Отец мой, желая сохранить родовое имение, уплатил большие долги племянника, но увы! — именья не мог все-таки удержать. Состояние наше этим сильно потряслось. Из этого видно, что альбом мне не дешево достался. Я дорожу им, как редкостью, но вместе с тем и не без сострадания смотрю на портрет несчастной женщины, память которой так гласно и гнусно очернена одним из пользовавшихся ее гостеприимством и дружбою»[3].

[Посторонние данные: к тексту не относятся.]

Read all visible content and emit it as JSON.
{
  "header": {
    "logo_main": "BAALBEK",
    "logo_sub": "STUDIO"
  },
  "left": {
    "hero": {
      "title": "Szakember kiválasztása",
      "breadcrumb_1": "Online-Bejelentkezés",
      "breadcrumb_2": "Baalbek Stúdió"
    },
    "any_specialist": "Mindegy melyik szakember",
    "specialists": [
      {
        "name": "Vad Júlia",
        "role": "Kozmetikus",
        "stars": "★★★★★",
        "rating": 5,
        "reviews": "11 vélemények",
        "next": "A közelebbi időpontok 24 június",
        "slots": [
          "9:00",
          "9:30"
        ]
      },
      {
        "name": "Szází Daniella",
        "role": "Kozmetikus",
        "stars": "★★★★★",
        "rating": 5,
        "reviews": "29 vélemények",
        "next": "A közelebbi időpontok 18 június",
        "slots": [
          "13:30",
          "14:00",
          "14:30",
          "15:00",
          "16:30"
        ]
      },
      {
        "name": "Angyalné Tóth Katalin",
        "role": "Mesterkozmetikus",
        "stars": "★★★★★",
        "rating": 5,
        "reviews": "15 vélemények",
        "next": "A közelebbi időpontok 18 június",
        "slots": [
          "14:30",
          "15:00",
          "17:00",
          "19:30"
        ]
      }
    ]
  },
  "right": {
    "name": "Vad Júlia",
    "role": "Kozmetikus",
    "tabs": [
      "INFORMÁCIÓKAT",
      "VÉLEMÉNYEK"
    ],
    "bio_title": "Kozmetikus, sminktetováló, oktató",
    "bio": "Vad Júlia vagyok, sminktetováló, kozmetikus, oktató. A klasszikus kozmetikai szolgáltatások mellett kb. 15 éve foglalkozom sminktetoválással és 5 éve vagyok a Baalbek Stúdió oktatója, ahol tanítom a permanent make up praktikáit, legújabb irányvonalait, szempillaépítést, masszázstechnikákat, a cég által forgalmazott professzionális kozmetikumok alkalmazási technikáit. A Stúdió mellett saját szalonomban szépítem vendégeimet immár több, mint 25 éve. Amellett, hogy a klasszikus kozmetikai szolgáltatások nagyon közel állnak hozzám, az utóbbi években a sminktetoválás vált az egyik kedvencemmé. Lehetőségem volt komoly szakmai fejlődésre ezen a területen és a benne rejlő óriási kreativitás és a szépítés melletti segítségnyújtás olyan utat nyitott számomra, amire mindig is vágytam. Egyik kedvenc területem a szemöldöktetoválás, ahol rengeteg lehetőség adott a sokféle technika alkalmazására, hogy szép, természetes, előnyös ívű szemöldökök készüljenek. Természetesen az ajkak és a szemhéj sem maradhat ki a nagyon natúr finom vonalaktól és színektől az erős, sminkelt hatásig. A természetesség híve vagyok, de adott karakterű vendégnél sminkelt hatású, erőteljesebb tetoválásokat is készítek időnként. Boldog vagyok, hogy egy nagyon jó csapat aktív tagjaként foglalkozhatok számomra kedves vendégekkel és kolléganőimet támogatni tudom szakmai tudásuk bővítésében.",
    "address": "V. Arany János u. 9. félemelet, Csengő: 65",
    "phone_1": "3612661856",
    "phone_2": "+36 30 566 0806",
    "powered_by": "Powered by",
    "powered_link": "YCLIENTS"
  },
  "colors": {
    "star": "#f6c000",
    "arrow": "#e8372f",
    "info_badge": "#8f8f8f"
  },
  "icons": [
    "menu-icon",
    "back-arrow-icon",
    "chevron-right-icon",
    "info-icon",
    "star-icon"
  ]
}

На этом оканчивается семейное предание. То, что пишет Пономарев далее, известно по другим источникам: он заканчивает свою запись обширными извлечениями из статей Панаева и Путяты. «Московский старожил», о котором он упоминает, — конечно, Дмитрий Николаевич Свербеев, оставивший в своих записках подробное описание пономаревского салона и рассказавший о совершенно таких же «проказах» хозяйки. Правда, в записках Свербеев относится о ней с гораздо меньшей симпатией и рисует себя скорее жертвой шуток, иной раз задевавших его самолюбие, — но в разговорах с племянником он, конечно, выставлял тетушку в лучшем свете. Родственное описание несколько идиллично, но в нем уловлено то, на что все мемуаристы обращали особое внимание: дух интимной игры, шутливой фамильярности, царившей в маленьком литературно-бытовом кружке; дух артистической богемы, — вовсе не свойственной, кстати сказать, салону Рамбулье. Но прежде чем начать об этом речь, задержимся на минуту на драматическом и театральном самоубийстве единственного сына Софьи Дмитриевны: оно бросает странный ретроспективный свет на быт и психологию кружка, который он застал совсем мальчиком. Дмитрий Якимович (Акимович) Пономарев, поручик лейб-гвардии Гусарского полка, был товарищем Лермонтова еще по юнкерской школе, где юнкера звали его «Камашкой»; он был богат и достаточно независим и жил в Петербурге, на Моховой, в открытой связи с красавицей балериной Варварой Волковой; у них собиралось большое общество. Существует рассказ, что в день смерти Пушкина — 29 января 1837 года — Волкова пригласила гостей «на вишни и землянику», привезенные из-за границы; что среди гостей были великие князья Александр, Константин и Николай Николаевичи, — и что в разгар вечера приехал Лермонтов с сообщением о смерти Пушкина. Вечер не состоялся; гости, потрясенные известием, начали разъезжаться[4].